Yönetim ekibi olarak kitap okumayı ve film izlemeyi seven insanlarız. Diziden önce haberdar olduğum Hannibal film serisini diziden sonra izleme fırsatına eriştim maalesef. Tüm kitapları da ayrı ayrı okuyup bitirdim. Nazmi ve Eray filmleri diziden daha önce izlemiş, kitaplar hakkında ise genel hatlarıyla bilgi sahipleri. Kitlemizin de yaptığımız film serisine yönelik paylaşımlara gelen etkileşimlere göre filmleri izlediğini söyleyebilirim. Kitaplardan ise haberdarlar ve okuyanların sayısının fazla olmasıyla birlikte okuyamayanlar, okumak için can atıyorlar. Özellikle forumumuzda ve Twitter hesabımızda bunu rahatlıkla gözlemliyoruz. Kitlemiz Hannibal külliyatına hakim ve konu hakkında bilgili.
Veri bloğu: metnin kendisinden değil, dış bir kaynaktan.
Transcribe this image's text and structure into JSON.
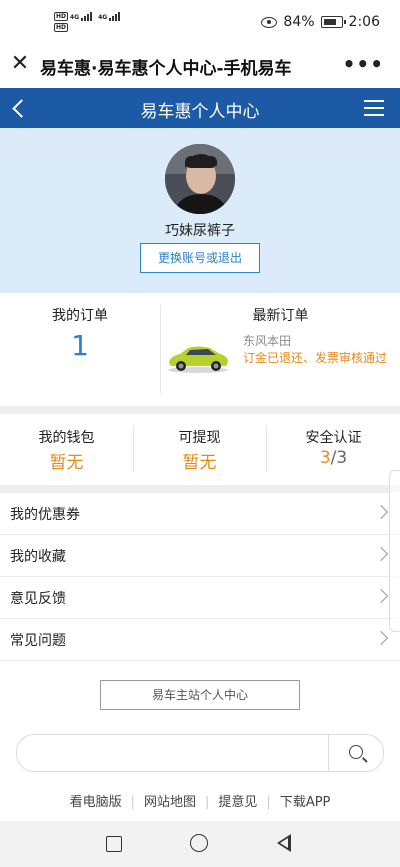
{
  "status_bar": {
    "signal_labels": [
      "HD",
      "4G",
      "4G"
    ],
    "battery": "84%",
    "time": "2:06"
  },
  "browser": {
    "title": "易车惠·易车惠个人中心-手机易车",
    "close_icon": "close-icon",
    "more_icon": "more-icon"
  },
  "nav": {
    "title": "易车惠个人中心",
    "bg_color": "#1c5aa6"
  },
  "profile": {
    "username": "巧妹尿裤子",
    "switch_label": "更换账号或退出"
  },
  "orders": {
    "my_orders_label": "我的订单",
    "my_orders_count": "1",
    "latest_label": "最新订单",
    "brand": "东风本田",
    "status": "订金已退还、发票审核通过"
  },
  "wallet": [
    {
      "label": "我的钱包",
      "value": "暂无"
    },
    {
      "label": "可提现",
      "value": "暂无"
    },
    {
      "label": "安全认证",
      "value_done": "3",
      "value_total": "/3"
    }
  ],
  "menu_items": [
    {
      "label": "我的优惠券"
    },
    {
      "label": "我的收藏"
    },
    {
      "label": "意见反馈"
    },
    {
      "label": "常见问题"
    }
  ],
  "main_site_button": "易车主站个人中心",
  "search": {
    "placeholder": ""
  },
  "footer_links": [
    "看电脑版",
    "网站地图",
    "提意见",
    "下载APP"
  ],
  "accent_colors": {
    "blue": "#2d82c9",
    "orange": "#e68a1a"
  }
}
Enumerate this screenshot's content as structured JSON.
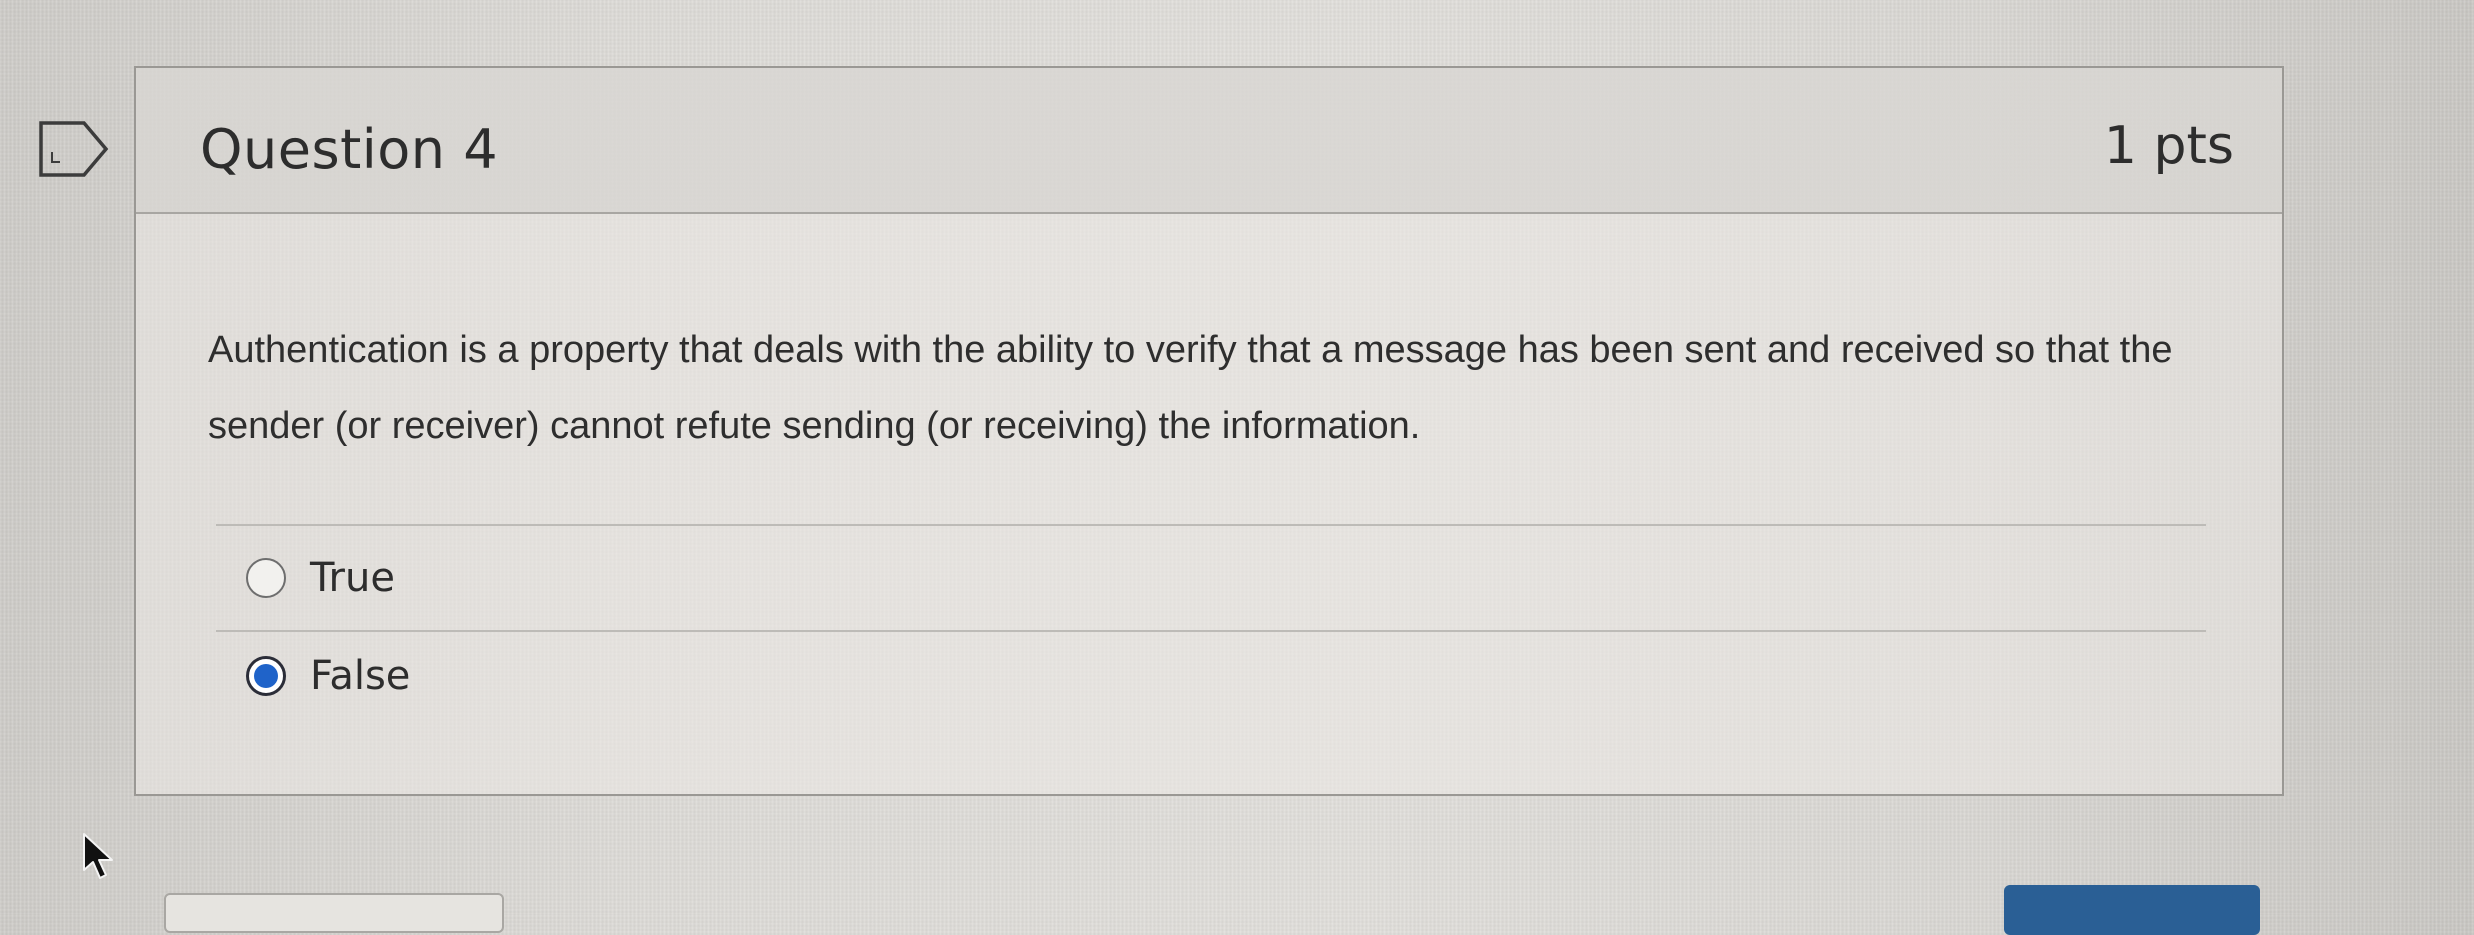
{
  "icons": {
    "flag": "flag-icon",
    "cursor": "mouse-pointer-icon"
  },
  "question": {
    "title": "Question 4",
    "points": "1 pts",
    "text": "Authentication is a property that deals with the ability to verify that a message has been sent and received so that the sender (or receiver) cannot refute sending (or receiving) the information.",
    "answers": [
      {
        "label": "True",
        "selected": false
      },
      {
        "label": "False",
        "selected": true
      }
    ],
    "selected_answer": "False"
  },
  "colors": {
    "radio_selected": "#1f63c9",
    "card_border": "#9a9894",
    "header_bg": "#d0cec9",
    "submit_button": "#2a5f95"
  }
}
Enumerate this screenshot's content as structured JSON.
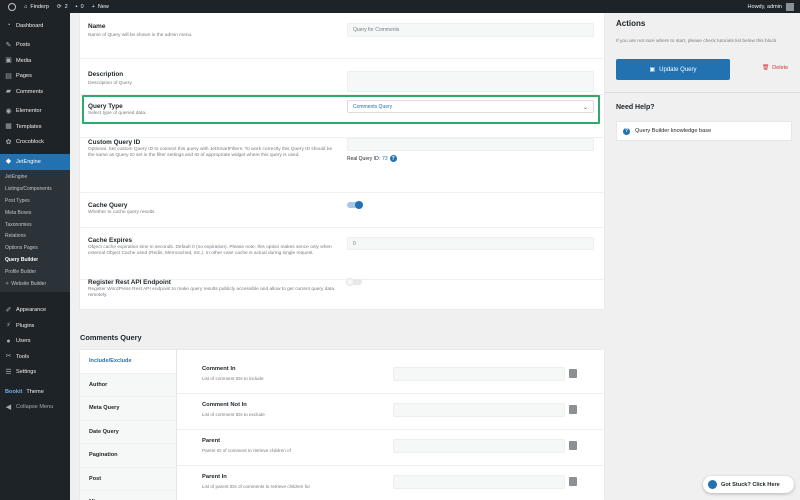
{
  "adminbar": {
    "site_name": "Finderp",
    "updates_count": "2",
    "comments_count": "0",
    "new_label": "New",
    "howdy": "Howdy, admin"
  },
  "sidebar": {
    "items": [
      {
        "label": "Dashboard",
        "icon": "dashboard-icon"
      },
      {
        "label": "Posts",
        "icon": "pin-icon"
      },
      {
        "label": "Media",
        "icon": "media-icon"
      },
      {
        "label": "Pages",
        "icon": "page-icon"
      },
      {
        "label": "Comments",
        "icon": "comment-icon"
      },
      {
        "label": "Elementor",
        "icon": "elementor-icon"
      },
      {
        "label": "Templates",
        "icon": "folder-icon"
      },
      {
        "label": "Crocoblock",
        "icon": "crocoblock-icon"
      },
      {
        "label": "JetEngine",
        "icon": "jetengine-icon"
      }
    ],
    "submenu": [
      "JetEngine",
      "Listings/Components",
      "Post Types",
      "Meta Boxes",
      "Taxonomies",
      "Relations",
      "Options Pages",
      "Query Builder",
      "Profile Builder",
      "Website Builder"
    ],
    "lower_items": [
      {
        "label": "Appearance",
        "icon": "brush-icon"
      },
      {
        "label": "Plugins",
        "icon": "plugin-icon"
      },
      {
        "label": "Users",
        "icon": "user-icon"
      },
      {
        "label": "Tools",
        "icon": "tools-icon"
      },
      {
        "label": "Settings",
        "icon": "settings-icon"
      }
    ],
    "theme_brand": "Bookit",
    "theme_label": "Theme",
    "collapse": "Collapse Menu"
  },
  "form": {
    "name_label": "Name",
    "name_desc": "Name of Query will be shown in the admin menu.",
    "name_placeholder": "Query for Comments",
    "description_label": "Description",
    "description_desc": "Description of Query.",
    "query_type_label": "Query Type",
    "query_type_desc": "Select type of queried data.",
    "query_type_value": "Comments Query",
    "custom_id_label": "Custom Query ID",
    "custom_id_desc": "Optional. Set custom Query ID to connect this query with JetSmartFilters. To work correctly this Query ID should be the same as Query ID set in the filter settings and ID of appropriate widget where this query is used.",
    "real_id_label": "Real Query ID:",
    "real_id_value": "73",
    "cache_label": "Cache Query",
    "cache_desc": "Whether to cache query results.",
    "cache_on": true,
    "expires_label": "Cache Expires",
    "expires_desc": "Object cache expiration time in seconds. Default 0 (no expiration). Please note: this option makes sence only when external Object Cache used (Redis, Memcached, etc.). In other case cache is actual during single request.",
    "expires_placeholder": "0",
    "rest_label": "Register Rest API Endpoint",
    "rest_desc": "Register WordPress Rest API endpoint to make query results publicly accessible and allow to get current query data remotely.",
    "rest_on": false
  },
  "actions": {
    "title": "Actions",
    "note": "If you are not sure where to start, please check tutorials list below this block",
    "update": "Update Query",
    "delete": "Delete",
    "help_title": "Need Help?",
    "help_link": "Query Builder knowledge base"
  },
  "comments_query": {
    "title": "Comments Query",
    "tabs": [
      "Include/Exclude",
      "Author",
      "Meta Query",
      "Date Query",
      "Pagination",
      "Post",
      "Misc"
    ],
    "rows": [
      {
        "label": "Comment In",
        "desc": "List of comment IDs to include"
      },
      {
        "label": "Comment Not In",
        "desc": "List of comment IDs to exclude"
      },
      {
        "label": "Parent",
        "desc": "Parent ID of comment to retrieve children of"
      },
      {
        "label": "Parent In",
        "desc": "List of parent IDs of comments to retrieve children for"
      }
    ]
  },
  "stuck": "Got Stuck? Click Here",
  "colors": {
    "accent": "#2271b1",
    "highlight": "#2eaa6a",
    "danger": "#d63638"
  }
}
Dizide En Çok Clarice’i Görmek İsterdik
Filmlere veya kitaplarına hakimseniz, orijinal hikâyelerde olup da dizide olmayan nelerin olmasını isterdiniz?
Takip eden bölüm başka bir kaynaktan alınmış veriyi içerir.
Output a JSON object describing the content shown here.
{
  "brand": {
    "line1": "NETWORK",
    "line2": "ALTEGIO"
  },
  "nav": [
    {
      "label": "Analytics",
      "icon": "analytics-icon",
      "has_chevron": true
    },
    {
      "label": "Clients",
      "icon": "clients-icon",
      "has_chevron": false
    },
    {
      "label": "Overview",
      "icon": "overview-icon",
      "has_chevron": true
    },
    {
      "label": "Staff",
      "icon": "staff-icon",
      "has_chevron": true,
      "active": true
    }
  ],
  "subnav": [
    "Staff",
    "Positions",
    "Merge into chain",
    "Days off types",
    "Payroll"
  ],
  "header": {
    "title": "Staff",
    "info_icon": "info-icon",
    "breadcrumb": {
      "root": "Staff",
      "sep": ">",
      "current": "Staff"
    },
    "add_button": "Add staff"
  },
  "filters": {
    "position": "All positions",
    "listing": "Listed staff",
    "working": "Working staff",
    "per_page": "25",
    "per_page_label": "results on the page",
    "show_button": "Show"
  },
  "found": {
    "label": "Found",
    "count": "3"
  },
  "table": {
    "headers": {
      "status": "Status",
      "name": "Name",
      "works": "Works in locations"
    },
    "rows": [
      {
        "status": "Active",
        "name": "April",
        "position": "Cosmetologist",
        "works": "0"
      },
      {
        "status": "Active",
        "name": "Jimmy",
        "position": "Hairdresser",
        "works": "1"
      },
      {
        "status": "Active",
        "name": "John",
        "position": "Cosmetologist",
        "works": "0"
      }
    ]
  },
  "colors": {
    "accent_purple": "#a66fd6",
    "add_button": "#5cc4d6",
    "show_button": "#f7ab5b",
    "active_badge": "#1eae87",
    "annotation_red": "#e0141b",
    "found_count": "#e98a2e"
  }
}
Kesinlikle söyleyebiliriz ki: Clarice. Yönetim olarak Will ağabeyimizi de çok seviyoruz yanlış anlaşılmasın, ancak filmlerde ve kitaplarda gördüğümüz Hannibal&Clarice ilişkisini dünya gözüyle dizide de görmek bizim en büyük dileğimizdi. Büyük ihtimalle diğer pek çok Fannibal’ın da…
Sizce en zekice düşünülmüş Hannibal Lecter cinayeti hangisiydi?
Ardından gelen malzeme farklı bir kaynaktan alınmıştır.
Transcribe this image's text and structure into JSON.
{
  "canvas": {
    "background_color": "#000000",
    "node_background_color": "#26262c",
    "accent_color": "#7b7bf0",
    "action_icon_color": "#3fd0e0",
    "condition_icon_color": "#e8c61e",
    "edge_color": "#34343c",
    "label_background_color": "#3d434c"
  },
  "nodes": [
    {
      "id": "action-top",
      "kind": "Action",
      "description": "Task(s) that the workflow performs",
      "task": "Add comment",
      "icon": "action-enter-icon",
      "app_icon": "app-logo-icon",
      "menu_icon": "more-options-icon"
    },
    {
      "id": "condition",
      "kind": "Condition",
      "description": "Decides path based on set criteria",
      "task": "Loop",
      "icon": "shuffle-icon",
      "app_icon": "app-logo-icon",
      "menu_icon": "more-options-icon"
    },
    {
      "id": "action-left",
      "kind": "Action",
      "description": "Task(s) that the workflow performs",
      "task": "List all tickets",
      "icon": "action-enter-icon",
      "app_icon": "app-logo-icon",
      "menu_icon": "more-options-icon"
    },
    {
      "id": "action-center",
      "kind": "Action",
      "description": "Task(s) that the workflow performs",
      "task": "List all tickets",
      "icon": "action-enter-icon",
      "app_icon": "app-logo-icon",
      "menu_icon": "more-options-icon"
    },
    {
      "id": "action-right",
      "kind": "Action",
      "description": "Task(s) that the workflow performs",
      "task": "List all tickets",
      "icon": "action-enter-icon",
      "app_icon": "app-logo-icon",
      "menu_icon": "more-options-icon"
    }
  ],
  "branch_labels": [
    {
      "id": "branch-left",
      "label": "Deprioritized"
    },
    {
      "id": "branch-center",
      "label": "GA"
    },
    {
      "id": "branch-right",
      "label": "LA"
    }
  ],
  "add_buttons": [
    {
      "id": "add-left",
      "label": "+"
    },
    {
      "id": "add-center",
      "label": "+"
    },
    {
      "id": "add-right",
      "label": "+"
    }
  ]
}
Erdi: Çoğu kişinin de aklına ilk o gelecektir muhtemelen. İkinci sezonda Hannibal’ın yeşillik alanın parklaştırılarak tahribinde rol oynayan bir kongre üyesinin derisini bir ağaca giydirerek o parkın ortasına dikip, içini zehirli çiçek demetleriyle doldurması hem anlamlı, hem etkileyici, hem de oldukça zekiceydi.
Nazmi: Aslında hangisini söylesem bilemedim. Kongre üyesi cinayeti çok zekice düşünülmüştü, insanlardan mantar serası fikri de çok zekiceydi ancak benim açımdan en vurucu cinayeti, verdiği mesaj nedeniyle Yargıç Davies cinayetiydi. (Adalet sadece kör değil, akılsız ve kalpsiz de.)
Eray: İlk sezondaki çello cinayeti. Hannibal işlemedi belki ama dizide aklımda en yer eden cinayet o oldu. Tek kelimeyle, ku-sur-suz.
Takipçilerinizle bire bir iletişiminiz nasıl? Mesela gerçek hayatta buluşmalar, etkinlikler oluyor mu?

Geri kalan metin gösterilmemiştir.